Machine Translation Without the Translation

Lingua Franca 2013-05-31

I have been ruminating this month on why natural language processing (NLP) still hasn’t arrived, and I have pointed to three developments elsewhere that seem to be discouraging its development. First, enhanced keyword search via Google’s influentiality-ranking of results. Second, the dramatic enhancement in applicability of speech recognition that dialog design facilitates. I now turn to a third, which has to do with the sheer power of number-crunching.

Machine translation is the unclimbed Everest of computational linguistics. It calls for syntactic and semantic analysis of the source language, mapping source-language meanings to target-language meanings, and generating acceptable output from the latter. If computational linguists could do all those things, they could hang up the “mission accomplished” banner.

What has emerged instead, courtesy of Google Translate, is something utterly different: pseudotranslation without analysis of grammar or meaning, developed by people who do not know (or need to know) either source or target language.
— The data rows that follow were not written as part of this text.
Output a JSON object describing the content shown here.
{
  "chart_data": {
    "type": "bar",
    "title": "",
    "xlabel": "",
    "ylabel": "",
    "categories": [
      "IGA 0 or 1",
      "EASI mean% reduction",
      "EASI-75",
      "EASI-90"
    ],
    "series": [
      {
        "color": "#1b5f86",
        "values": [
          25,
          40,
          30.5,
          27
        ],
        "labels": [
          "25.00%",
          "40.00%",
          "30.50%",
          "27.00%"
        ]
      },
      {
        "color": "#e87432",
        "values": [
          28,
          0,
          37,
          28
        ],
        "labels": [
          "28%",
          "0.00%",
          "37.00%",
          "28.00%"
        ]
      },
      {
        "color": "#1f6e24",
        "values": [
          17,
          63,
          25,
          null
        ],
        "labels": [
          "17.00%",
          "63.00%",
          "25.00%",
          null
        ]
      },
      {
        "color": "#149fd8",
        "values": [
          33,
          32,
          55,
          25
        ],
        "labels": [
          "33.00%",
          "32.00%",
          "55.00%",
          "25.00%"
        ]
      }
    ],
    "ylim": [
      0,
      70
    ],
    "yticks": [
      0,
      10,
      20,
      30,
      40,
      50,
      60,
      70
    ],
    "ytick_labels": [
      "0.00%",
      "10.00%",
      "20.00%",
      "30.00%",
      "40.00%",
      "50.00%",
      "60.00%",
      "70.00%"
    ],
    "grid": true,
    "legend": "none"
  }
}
The trick: huge quantities of parallel texts combined with massive amounts of rapid statistical computation. The catch: low quality, and output inevitably peppered with howlers.

Of course, if I may purloin Dr Johnson’s remark about a dog walking on his hind legs, although it is not done well you are surprised to find it done at all. For Google Translate’s pseudotranslation is based on zero linguistic understanding. Not even word meanings are looked up: The program couldn’t care less about the meaning of anything. Here, roughly, is how it works.

Imagine you have a huge quantity of English text paired with French text that happens to say the same thing. The records of everything ever said in the Canadian Parliament, say, or the complete Harry Potter novels in the original and the French translation. Assume that you can automatically align them, at least approximately, by reference to sentence boundaries, and perhaps some phrase and word boundaries. Get a computer program to construct a gigantic database containing facts of roughly this sort:

French vin n’est tends to align with English wine isn’t, probability = p₁
French vin blanc tends to align with English white wine, probability = p₂
French bon marché tends to align with English cheap, probability = p₃
French avait marché tends to align with English had walked, probability = p₄
French fait rien tends to align either with English doesn’t matter (probability = p₅) or with does nothing (probability = p₆)

And so on. Impagine literally billions of facts like this at your disposal, in a huge database that you can search at lightning speed.

Now write a computer program that takes English text as input and gives as output whatever French word sequence averages out with the highest p_i values (the alignment probabilities). Forget all about meanings and structures of words and phrases and sentences, that’s oldthink; just find the best guess at a suitable French word sequence, based on the odds of alignment probabilities.

The errors attendant on this kind of pseudotranslation via gambling can be hilarious. A single Language Log post reports on a BBC TV show with a gravestone stating in Hebrew that the deceased was “pickled at great expense”; a Malaysian government edict banning “clothes that poke eye”; and an Israeli drink with a label promising that it contains no foreskin.

Unsupervised Google translation into English from Chinese yields some really spectacular howlers (browse some of Victor Mair’s posts on Language Log to see hundreds of examples, from the baffling lie fallow small and pave to the unpalatable-sounding fungus gnat turnovers).

And to those who think it is distasteful to mock Chinglish, I can only say that it is by no means just the Chinese whose troubles with statistical translation have made me giggle. Spanish too yields much unintentional hilarity: a restaurant offering a dish called attacked of elvers; a condominium development constructed with armed structure and crystals; etc.

People print such howlers every day. And the program itself can hardly help: It ignores meaning, grammar, words, content, logic, plausibility, facts, geography, and common sense, and focuses obsessively on working out odds of co-alignment.

Although we are aware that Google Translation has let us down before and we shouldn’t trust it, with nowhere else to turn, we use it anyway. And it does prove useful sometimes (I use it too).

My conjecture is that it is useful enough to constitute one more reason for not investing much in trying to get real NLP industrially developed and deployed.

NLP will come, I think; but when you stake into account the ready availability of (1) Google search, and (2) speech-driven applications aided by dialog design, and (3) the statistical pseudotranslation briefly discussed above, the cumulative effect is enough to reduce the pressure to develop NLP, and will probably delay its arrival for another decade or so.